17:11 Three children were killed here. The children were 10 and 13 years old.
17:17 So today, that peer group is 45 and 48 years old, with children 10 and 13 years old.
17:26 So it's more fresh in the mind than you might think.
17:31 It's difficult. The town has a very complicated relationship with this.
17:35 Some were deeply traumatised, some were bereaved, and there were 11 people we should never forget.
17:41 I know that there was a teacher who lived in the same street as the children who were killed, who taught them, and had to then deal with the aftermath in a professional capacity as well.
17:54 She had to deal with this as a teacher back at the school, dealing in 1989 with children who had lost their friends, and she had lost a former people that she knew on a daily basis because they went by the door to go home.
18:09 There are so many stories that it's easy to end up feeling that you're on your own with, and I think that's why it's important for people, if they can, to talk, because that sharing helps you realise you're not alone.
18:25 It was my daughter going to Syracuse that brought some understanding and context to the names that are on these walls behind me here.
18:38 They were just etched on the wall and I knew nothing of them, but over the last 10 years I've got to know many of the families. The Pilots' granddaughters come to visit me, the partner of the Chief Purser of Pan Arm 103, Ken Bissett's mum, the Booser family and the Hulsh family there.

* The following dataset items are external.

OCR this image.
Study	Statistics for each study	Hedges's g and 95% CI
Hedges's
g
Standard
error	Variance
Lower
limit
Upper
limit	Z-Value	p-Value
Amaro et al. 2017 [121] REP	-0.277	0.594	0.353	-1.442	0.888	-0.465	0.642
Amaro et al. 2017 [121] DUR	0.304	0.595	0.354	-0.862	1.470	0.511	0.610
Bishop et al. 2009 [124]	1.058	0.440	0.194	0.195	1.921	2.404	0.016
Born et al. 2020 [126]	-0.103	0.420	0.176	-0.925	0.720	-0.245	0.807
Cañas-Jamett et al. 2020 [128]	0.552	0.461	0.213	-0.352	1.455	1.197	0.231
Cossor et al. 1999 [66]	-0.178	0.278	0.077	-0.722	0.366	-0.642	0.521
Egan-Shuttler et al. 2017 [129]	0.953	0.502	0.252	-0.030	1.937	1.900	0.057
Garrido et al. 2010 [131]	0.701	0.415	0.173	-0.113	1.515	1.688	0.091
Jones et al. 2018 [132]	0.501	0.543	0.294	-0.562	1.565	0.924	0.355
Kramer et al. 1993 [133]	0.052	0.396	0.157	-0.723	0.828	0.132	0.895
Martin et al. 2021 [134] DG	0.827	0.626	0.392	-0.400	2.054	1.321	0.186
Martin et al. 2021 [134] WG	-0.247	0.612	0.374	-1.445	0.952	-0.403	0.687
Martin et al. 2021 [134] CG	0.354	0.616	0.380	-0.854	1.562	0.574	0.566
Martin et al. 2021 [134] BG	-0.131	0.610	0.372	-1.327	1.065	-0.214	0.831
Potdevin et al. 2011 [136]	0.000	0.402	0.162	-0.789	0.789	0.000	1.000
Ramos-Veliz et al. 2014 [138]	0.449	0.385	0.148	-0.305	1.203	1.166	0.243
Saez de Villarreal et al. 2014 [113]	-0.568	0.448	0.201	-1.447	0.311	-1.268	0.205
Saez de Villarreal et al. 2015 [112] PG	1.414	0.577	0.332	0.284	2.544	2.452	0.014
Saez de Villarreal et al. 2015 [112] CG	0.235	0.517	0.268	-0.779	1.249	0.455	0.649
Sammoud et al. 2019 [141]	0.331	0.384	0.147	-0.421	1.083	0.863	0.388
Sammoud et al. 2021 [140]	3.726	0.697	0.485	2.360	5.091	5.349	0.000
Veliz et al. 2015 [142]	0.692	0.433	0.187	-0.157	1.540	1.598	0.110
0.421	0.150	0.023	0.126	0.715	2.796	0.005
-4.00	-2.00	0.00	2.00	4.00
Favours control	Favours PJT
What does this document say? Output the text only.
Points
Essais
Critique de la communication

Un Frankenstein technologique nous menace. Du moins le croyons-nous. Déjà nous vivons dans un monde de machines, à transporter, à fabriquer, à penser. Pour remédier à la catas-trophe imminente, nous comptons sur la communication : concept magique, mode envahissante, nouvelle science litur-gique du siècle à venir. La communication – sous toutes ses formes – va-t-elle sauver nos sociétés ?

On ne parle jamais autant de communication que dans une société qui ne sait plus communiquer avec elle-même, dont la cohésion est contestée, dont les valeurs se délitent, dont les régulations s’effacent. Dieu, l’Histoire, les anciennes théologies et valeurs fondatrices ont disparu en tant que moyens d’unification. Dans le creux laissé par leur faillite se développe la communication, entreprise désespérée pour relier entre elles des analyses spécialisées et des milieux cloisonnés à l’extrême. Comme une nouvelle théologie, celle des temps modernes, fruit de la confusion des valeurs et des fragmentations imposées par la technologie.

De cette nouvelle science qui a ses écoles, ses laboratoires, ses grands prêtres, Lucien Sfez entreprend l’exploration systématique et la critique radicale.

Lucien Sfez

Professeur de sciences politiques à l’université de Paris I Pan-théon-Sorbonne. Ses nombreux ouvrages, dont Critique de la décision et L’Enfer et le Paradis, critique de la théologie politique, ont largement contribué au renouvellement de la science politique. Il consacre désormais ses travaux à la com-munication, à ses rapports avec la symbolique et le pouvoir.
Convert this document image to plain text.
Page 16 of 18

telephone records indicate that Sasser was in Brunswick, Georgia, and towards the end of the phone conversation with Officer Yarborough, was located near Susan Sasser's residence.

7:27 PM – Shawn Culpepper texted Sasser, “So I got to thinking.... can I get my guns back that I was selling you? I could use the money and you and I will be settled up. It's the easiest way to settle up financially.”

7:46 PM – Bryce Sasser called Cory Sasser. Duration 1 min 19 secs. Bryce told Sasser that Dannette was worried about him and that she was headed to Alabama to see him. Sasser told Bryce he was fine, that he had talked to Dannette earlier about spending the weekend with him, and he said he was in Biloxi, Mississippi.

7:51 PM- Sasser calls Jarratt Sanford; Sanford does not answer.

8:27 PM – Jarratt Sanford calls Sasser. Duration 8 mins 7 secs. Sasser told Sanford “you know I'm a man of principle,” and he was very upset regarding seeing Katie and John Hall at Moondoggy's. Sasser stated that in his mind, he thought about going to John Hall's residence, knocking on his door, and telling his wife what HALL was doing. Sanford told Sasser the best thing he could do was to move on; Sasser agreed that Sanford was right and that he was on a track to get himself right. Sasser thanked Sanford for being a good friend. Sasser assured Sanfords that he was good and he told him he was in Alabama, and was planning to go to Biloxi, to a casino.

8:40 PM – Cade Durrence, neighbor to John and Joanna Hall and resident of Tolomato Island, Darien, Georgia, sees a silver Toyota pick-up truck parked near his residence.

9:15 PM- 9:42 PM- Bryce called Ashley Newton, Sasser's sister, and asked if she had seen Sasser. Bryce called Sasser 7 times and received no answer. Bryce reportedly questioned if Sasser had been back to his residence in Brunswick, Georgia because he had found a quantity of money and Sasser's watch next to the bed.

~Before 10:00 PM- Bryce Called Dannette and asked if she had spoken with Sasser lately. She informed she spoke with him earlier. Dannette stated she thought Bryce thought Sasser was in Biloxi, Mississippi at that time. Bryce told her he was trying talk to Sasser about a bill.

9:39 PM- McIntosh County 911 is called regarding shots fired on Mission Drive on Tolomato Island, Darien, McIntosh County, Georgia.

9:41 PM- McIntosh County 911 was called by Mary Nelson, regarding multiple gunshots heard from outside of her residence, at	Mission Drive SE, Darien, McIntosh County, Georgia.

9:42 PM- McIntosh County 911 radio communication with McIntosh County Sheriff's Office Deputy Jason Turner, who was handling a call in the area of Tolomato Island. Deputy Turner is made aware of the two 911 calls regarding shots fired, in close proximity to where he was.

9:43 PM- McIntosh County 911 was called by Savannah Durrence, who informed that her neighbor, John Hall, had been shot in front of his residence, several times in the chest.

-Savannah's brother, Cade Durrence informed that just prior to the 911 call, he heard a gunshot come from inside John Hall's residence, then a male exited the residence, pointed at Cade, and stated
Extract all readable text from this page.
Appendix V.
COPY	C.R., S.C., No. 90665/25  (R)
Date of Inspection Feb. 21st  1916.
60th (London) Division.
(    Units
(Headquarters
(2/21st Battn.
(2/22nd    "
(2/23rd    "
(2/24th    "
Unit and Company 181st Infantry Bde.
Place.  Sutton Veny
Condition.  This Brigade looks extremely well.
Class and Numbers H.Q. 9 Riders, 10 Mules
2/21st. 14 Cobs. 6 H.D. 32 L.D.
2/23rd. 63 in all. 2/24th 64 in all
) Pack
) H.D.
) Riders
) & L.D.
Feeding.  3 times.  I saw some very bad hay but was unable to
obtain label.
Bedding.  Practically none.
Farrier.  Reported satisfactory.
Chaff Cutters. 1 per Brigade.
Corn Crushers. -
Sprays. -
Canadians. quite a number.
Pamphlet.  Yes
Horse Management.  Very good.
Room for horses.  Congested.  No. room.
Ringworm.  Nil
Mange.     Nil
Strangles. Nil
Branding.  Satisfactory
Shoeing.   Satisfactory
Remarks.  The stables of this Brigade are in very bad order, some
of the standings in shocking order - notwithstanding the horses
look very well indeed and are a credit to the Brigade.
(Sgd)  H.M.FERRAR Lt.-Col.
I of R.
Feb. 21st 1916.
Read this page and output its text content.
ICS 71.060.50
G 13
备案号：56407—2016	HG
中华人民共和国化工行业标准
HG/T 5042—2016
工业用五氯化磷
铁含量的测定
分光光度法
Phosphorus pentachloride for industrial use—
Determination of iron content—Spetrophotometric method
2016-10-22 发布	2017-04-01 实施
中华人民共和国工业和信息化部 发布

19:02 We've met them, they've come to visit us and that's been valuable for them, and it's been valuable for us in the town to meet many of these people.
19:11 The bonds are as strong as ever, and if anything they are widening and getting stronger, and I think that's a good thing.
19:18 For us as a school, the real positive has been the Syracuse scholarship. Since 1990 we've had two students from Lockerbie Academy, from S6, go to Syracuse University where they've studied throughout the year.
19:33 They get a year's scholarship, everything is paid for when they go out there, so there's a real great connection between us and Syracuse University who lost 35 students on the 21st of December 1988.
19:45 So the positives is that legacy, the number of Lockerbie scholars who have gone out there, we're into the 60s now, which is a huge number and that's going to continue for some time.
19:55 The bond that we've got with Syracuse is something that we've had, and I think for families in Syracuse it's always nice for them to have part of Lockerbie out there with them.
20:03 And I think going forward that's something that we hope to always have. The motto of the scholarship is 'Look Back and Act Forward' and that's something that's displayed in the students that go out to Syracuse.
20:13 Lockerbie is 35 years on, lots of changes have happened in the town. It has probably changed, but it's changed for the better. We've got a lot of visitors that come to the town who are respectful.
20:24 We've got a large Syracuse family, so a number of parents who are really keen to have visitors, especially from Syracuse and America, come and stay with them.
20:33 So when you're talking about the number of scholars that have gone to Syracuse, when you think about the parents who are out there, and the majority of those parents will have been part of Lockerbie at the time, and they're really keen to have visitors come and stay with them.
20:45 35 years, I think it's moving into a sort of, it's more history than current affairs now. And to that extent it's a matter of telling people what happened, because there are now a lot of people who don't actually know what happened.
21:07 You have to be 45, I would say, to have any kind of memory of the thing. So there's an element of, and this sounds pompous, but there's an element of education that has come into it, which I think down at the Dreyfield Lodge, we'll be following up to try to inform people as much as help them through their difficulties.
21:36 Which has been the emphasis before, a place to come, a place to think about it, this is where it happened, and it was much closer, I think, to the victims' families, perhaps, than it is now.
21:51 And there are maybe more people coming who need to have it described to them. I just get a feeling that that perspective is growing.